But Motlohi said that while the revised methodology should enable an earlier project completion date, it also posed what he described as serious risks associated with docking a vessel whilst the project was in progress. Ship repairers had wanted to be able to dock ships from early November by sharing the dock with the caisson but TNPA has ruled this out saying it was too dangerous. As a result dry dock bookings are only being accepted for dates after November 25, 2015.
Ship repair contractors say they had been assured the dock would be available from the end of October in a partly operational fashion, as per the original announcement, a date which Transnet has now postponed by a month on grounds of safety. They claim contracts worth millions of dollars for ship repair have been lost or turned away.

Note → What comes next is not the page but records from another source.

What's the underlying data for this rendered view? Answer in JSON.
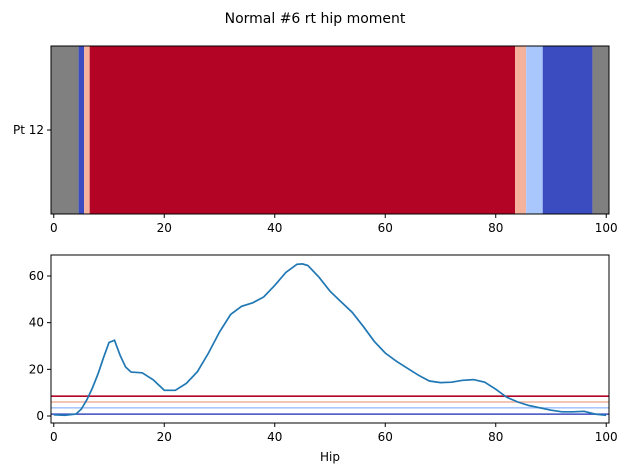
{
  "title": "Normal #6 rt hip moment",
  "chart_data": [
    {
      "type": "heatmap",
      "row_labels": [
        "Pt 12"
      ],
      "xlim": [
        -0.5,
        100.5
      ],
      "xticks": [
        0,
        20,
        40,
        60,
        80,
        100
      ],
      "segments": [
        {
          "start": -0.5,
          "end": 4.5,
          "color": "#808080"
        },
        {
          "start": 4.5,
          "end": 5.5,
          "color": "#3b4cc0"
        },
        {
          "start": 5.5,
          "end": 6.5,
          "color": "#f4b19b"
        },
        {
          "start": 6.5,
          "end": 83.5,
          "color": "#b40426"
        },
        {
          "start": 83.5,
          "end": 85.5,
          "color": "#f4b19b"
        },
        {
          "start": 85.5,
          "end": 88.5,
          "color": "#aac7fd"
        },
        {
          "start": 88.5,
          "end": 97.5,
          "color": "#3b4cc0"
        },
        {
          "start": 97.5,
          "end": 100.5,
          "color": "#808080"
        }
      ]
    },
    {
      "type": "line",
      "xlabel": "Hip",
      "ylabel": "",
      "xlim": [
        -0.5,
        100.5
      ],
      "ylim": [
        -3,
        69
      ],
      "xticks": [
        0,
        20,
        40,
        60,
        80,
        100
      ],
      "yticks": [
        0,
        20,
        40,
        60
      ],
      "series": [
        {
          "color": "#1f77b4",
          "x": [
            0,
            2,
            4,
            5,
            6,
            7,
            8,
            9,
            10,
            11,
            12,
            13,
            14,
            16,
            18,
            20,
            22,
            24,
            26,
            28,
            30,
            32,
            34,
            36,
            38,
            40,
            42,
            44,
            45,
            46,
            48,
            50,
            52,
            54,
            56,
            58,
            60,
            62,
            64,
            66,
            68,
            70,
            72,
            74,
            76,
            78,
            80,
            82,
            84,
            86,
            88,
            90,
            92,
            94,
            96,
            98,
            100
          ],
          "y": [
            0.5,
            0.3,
            0.8,
            3,
            7,
            12,
            18,
            25,
            31.5,
            32.5,
            26,
            21,
            18.8,
            18.5,
            15.5,
            11,
            11,
            14,
            19,
            27,
            36,
            43.5,
            47,
            48.5,
            51,
            56,
            61.5,
            65,
            65.2,
            64.5,
            59.5,
            53.5,
            49,
            44.5,
            38.5,
            32,
            27,
            23.5,
            20.5,
            17.5,
            15,
            14.3,
            14.5,
            15.3,
            15.6,
            14.5,
            11.5,
            8,
            6,
            4.5,
            3.5,
            2.5,
            1.8,
            1.8,
            2,
            0.8,
            0.3
          ]
        }
      ],
      "hlines": [
        {
          "y": 8.5,
          "color": "#b40426"
        },
        {
          "y": 6,
          "color": "#f4b19b"
        },
        {
          "y": 3.5,
          "color": "#aac7fd"
        },
        {
          "y": 0.8,
          "color": "#3b4cc0"
        }
      ]
    }
  ]
}
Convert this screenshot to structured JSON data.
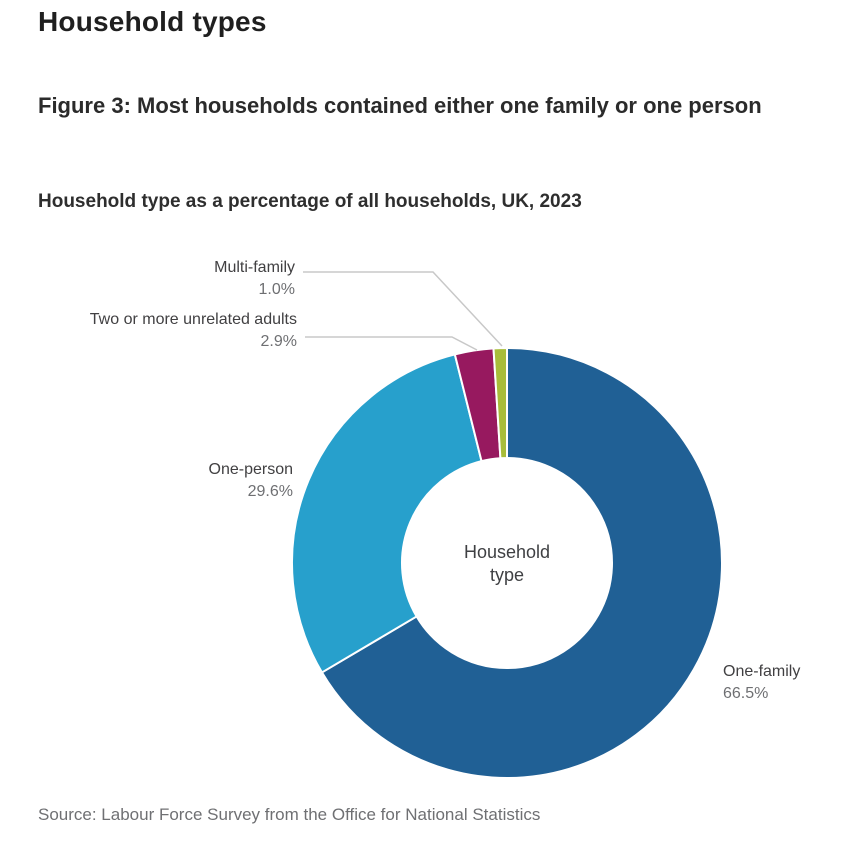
{
  "page": {
    "title": "Household types",
    "figure_title": "Figure 3: Most households contained either one family or one person",
    "subtitle": "Household type as a percentage of all households, UK, 2023",
    "source": "Source: Labour Force Survey from the Office for National Statistics"
  },
  "chart_data": {
    "type": "pie",
    "variant": "donut",
    "title": "Household type as a percentage of all households, UK, 2023",
    "center_label": "Household type",
    "start_angle_deg": -90,
    "direction": "clockwise",
    "legend_position": "callout-labels",
    "units": "percent",
    "slices": [
      {
        "label": "One-family",
        "value": 66.5,
        "display": "66.5%",
        "color": "#206095"
      },
      {
        "label": "One-person",
        "value": 29.6,
        "display": "29.6%",
        "color": "#27a0cc"
      },
      {
        "label": "Two or more unrelated adults",
        "value": 2.9,
        "display": "2.9%",
        "color": "#97195f"
      },
      {
        "label": "Multi-family",
        "value": 1.0,
        "display": "1.0%",
        "color": "#a8bd3a"
      }
    ],
    "leader_line_color": "#c8c8c8"
  }
}
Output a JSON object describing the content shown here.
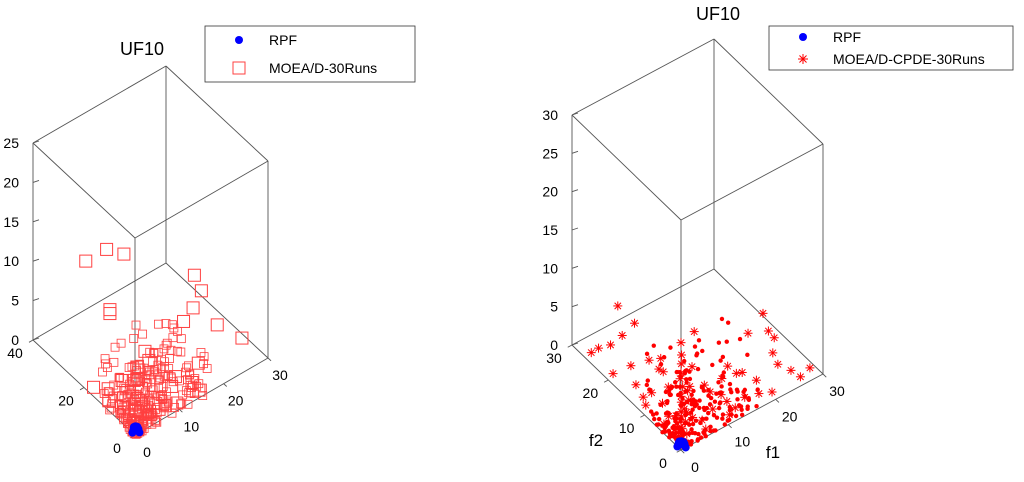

They say it would have been possible to dock a ship safely together with the caisson in the upper area of the dock where, they point out, the gate has been standing in the dock for a long time, during which other ships had been admitted for repair. But the gate wasn’t previously surrounded by scaffolding.
TNPA’s contract issued to Channel Construction called for a 24hour operation working day and night shifts seven days a week to enable an on-time completion of the contract. The scope of the work includes demolition and waste disposal, structural repair, welding, modification and replacement of structural members and plates, design and fabrication certification, commissioning and final handover.
The contract has a R30-million price tag.